- Quantitative electroencephalography (QEEG) is being commercially promoted as a way to predict treatment response in patients with major depression
- In a meta-analysis of all biomarkers considered together, QEEG had reasonable predictive power
- However, no specific biomarker or treatment type showed significantly greater predictive power than any other
- Most studies analyzed did not meet prespecified quality metrics
- The apparent effectiveness of QEEG seems to be an artifact of study design and selective publication
"Brain mapping" with quantitative electroencephalography (QEEG) is being commercially promoted as a way to predict response or nonresponse to treatments for major depressive disorder. The faster nonresponse in a patient is identified, the thinking goes, the faster a different therapy can be tried.

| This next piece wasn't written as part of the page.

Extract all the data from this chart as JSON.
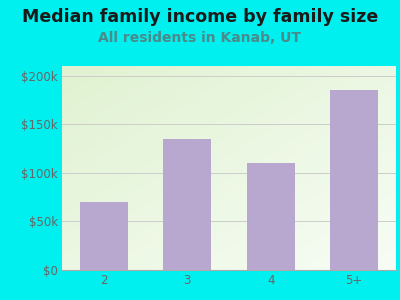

QEEG is the analysis of EEG through mathematical algorithms rather than visual inspection. It has been studied in psychiatry for many years and there are meaningful biological biomarkers being investigated. However, the most recent position paper on using EEG in psychiatry was published in 1991, long before modern computing power made QEEG possible.
To provide guidance to general psychiatrists and primary care physicians, Alik Widge, MD, PhD, a researcher with the Division of Neurotherapeutics, and colleagues conducted a meta-analysis of QEEG studies published between January 2000 and November 2017. In the American Journal of Psychiatry, they warn that QEEG, as studied and published to date, is not ready for routine clinical use.
"A Broad Net"
The researchers first evaluated whether there is sufficient evidence to recommend any QEEG approach for predicting treatment response in depression. They considered all QEEG studies that included adults with any type of major depressive episode, receiving any intervention and with any methodology or EEG metric. Most articles evaluated response to medication (n = 57) or response to repetitive transcranial magnetic stimulation (n = 14). In total, 53 articles covering 57 biomarkers included sufficient information for meta-analysis.
For all biomarkers considered together, the meta-analysis suggested predictive power above chance. The estimate of sensitivity was 0.72 (95% CI, 0.67–0.76) and the estimate of specificity was 0.68 (95% CI, 0.63–0.73), which the researchers call reasonable power to predict treatment response in depressive illness.
The researchers complemented their broad approach with a meta-regression that investigated specific biomarkers. This analysis included the proprietary Antidepressant Treatment Response index. The results showed that no biomarker had significantly greater predictive power than any other.
Another primary question was whether QEEG researchers have used study designs and reporting practices that make their data reproducible and reliable.
The researchers considered three aspects of high-quality studies:
- Sample sizes (small samples inflate effect sizes, which may give a false impression of efficacy)
- Statistical correction for multiple hypothesis testing
- Cross-validation (reporting the predictive performance of an EEG algorithm on a sample of patients separate from those used to develop it)
They found that study sizes were generally small, with a median N of 25. Of the 36 studies that tested multiple features, 24 did not report the use of a statistical correction. Of 71 markers that were claimed to have significant predictive ability, only six were validated.
The researchers believe that the apparent effectiveness of QEEG, detected in their broad-based meta-analysis, was probably actually an artifact of study design and selective publication. As depicted in the Figure, funnel-plot analysis suggested that the predictive power of QEEG was driven by small studies that had strong positive results.
Results of the researchers' analysis revealed a skew toward studies with larger effect sizes, indicating that few negative or weak studies are in the published literature. They also found that there was a linear relationship between sample size and effect size (Figure 1).
At present, marketed approaches to QEEG do not represent evidence-based care, the researchers conclude. They conclude that at present use of QEEG methods in routine clinical practice, either commercial or research-grade, is not be a wise use of health care dollars.
The authors emphasize that they are not calling for QEEG research to be stopped or slowed. Their results do not imply that QEEG findings are spurious. Rather, the problem is that links between symptom checklists and specific aspects of resting-state brain activity are not yet robust or reliable.